Friday, March 12, 2010

Bees On My Bonnet

Bees used to land on my head occasionally when I was fully bald. I don’t know why, they just did. Maybe to them my head looked like a giant pink flower. I left them alone too – better to wait for them to get bored and fly away then to try to usher them off and end up with a huge bee-goiter on the top of my head. So I’d sit there stock-still, aware in a weird cellular way of every tiny movement the bee made, or even didn’t make; even if it didn’t move I sat there, jaw clenched, willing myself to impersonate Greek statuary until the thing got bored and flew off.

I’m not fond of bees. They always seem kind of irritated to me, and ever since I wiped out that whole bee colony in the tree I’ve worried that they might be planning some dark, violent insect form of revenge. Stinging me to a swollen pulpy death comes to mind, and for all I know the bees that land on my scalp might be the early scouts of the bee equivalent of the Kido Butai, a thrumming mass of about 10,000 irritated Africanized bees all looking for that biped what done in the Queen (a sort of 10,000 Ronin, if you will).
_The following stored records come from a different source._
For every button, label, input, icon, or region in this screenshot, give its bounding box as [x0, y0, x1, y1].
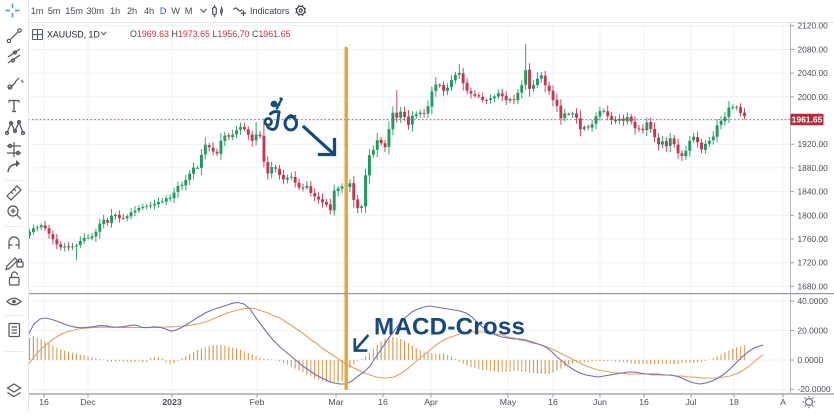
svg-text:1961.65: 1961.65	[792, 114, 823, 124]
svg-text:Indicators: Indicators	[250, 6, 290, 16]
svg-text:1m: 1m	[31, 6, 44, 16]
svg-text:1680.00: 1680.00	[798, 281, 829, 291]
svg-text:18: 18	[729, 397, 739, 407]
svg-text:2023: 2023	[162, 397, 181, 407]
svg-text:O1969.63 H1973.65 L1956.70 C19: O1969.63 H1973.65 L1956.70 C1961.65	[130, 29, 291, 39]
svg-text:30m: 30m	[86, 6, 104, 16]
svg-text:15m: 15m	[65, 6, 83, 16]
svg-text:M: M	[185, 6, 193, 16]
svg-text:4h: 4h	[144, 6, 154, 16]
svg-text:1760.00: 1760.00	[798, 234, 829, 244]
svg-text:0.0000: 0.0000	[798, 355, 824, 365]
svg-text:Feb: Feb	[250, 397, 265, 407]
svg-text:Apr: Apr	[424, 397, 438, 407]
svg-text:1880.00: 1880.00	[798, 163, 829, 173]
svg-text:16: 16	[639, 397, 649, 407]
svg-text:16: 16	[39, 397, 49, 407]
svg-text:2000.00: 2000.00	[798, 92, 829, 102]
svg-text:A: A	[780, 397, 786, 407]
svg-text:Mar: Mar	[329, 397, 344, 407]
svg-text:16: 16	[548, 397, 558, 407]
svg-text:2h: 2h	[127, 6, 137, 16]
svg-text:1840.00: 1840.00	[798, 187, 829, 197]
svg-text:40.0000: 40.0000	[798, 296, 829, 306]
svg-text:20.0000: 20.0000	[798, 326, 829, 336]
svg-text:5m: 5m	[48, 6, 61, 16]
svg-text:Dec: Dec	[80, 397, 96, 407]
svg-text:1800.00: 1800.00	[798, 210, 829, 220]
svg-text:2040.00: 2040.00	[798, 68, 829, 78]
svg-text:2080.00: 2080.00	[798, 44, 829, 54]
svg-text:-20.0000: -20.0000	[798, 384, 831, 394]
svg-text:16: 16	[378, 397, 388, 407]
svg-text:May: May	[500, 397, 517, 407]
svg-text:XAUUSD, 1D: XAUUSD, 1D	[47, 30, 100, 40]
svg-text:D: D	[160, 6, 167, 16]
svg-text:2120.00: 2120.00	[798, 21, 829, 31]
svg-text:MACD-Cross: MACD-Cross	[374, 314, 525, 341]
svg-text:Jun: Jun	[593, 397, 607, 407]
svg-text:Jul: Jul	[685, 397, 696, 407]
svg-text:1920.00: 1920.00	[798, 139, 829, 149]
svg-text:1h: 1h	[110, 6, 120, 16]
svg-text:W: W	[171, 6, 180, 16]
svg-text:1720.00: 1720.00	[798, 258, 829, 268]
Today I was outside in the sun, and a bee landed on my head again. But aha, I had a surprise in store for it. My scalp has grown just sufficiently bristly that it no longer presents to bees a smooth, slightly spongy, and inviting landing field. Now my scalp bristles with tiny hairs, insignificant at human scale but veritable Rommelspargel at bee scale. The bee landed, squirmed around for a few seconds as it tried to find a comfortable position amid the bristles, and soon gave up and flew away, irritated. I imagine that when it returned to the hive, its communication-dance read “I found a huge pink flower, but it’s bristly and unpalatable. Sorry, guys.”

But I still keep an eye out for the Kido Butai. You just can’t bee too cautious. Or too eager to spawn a cheap pun.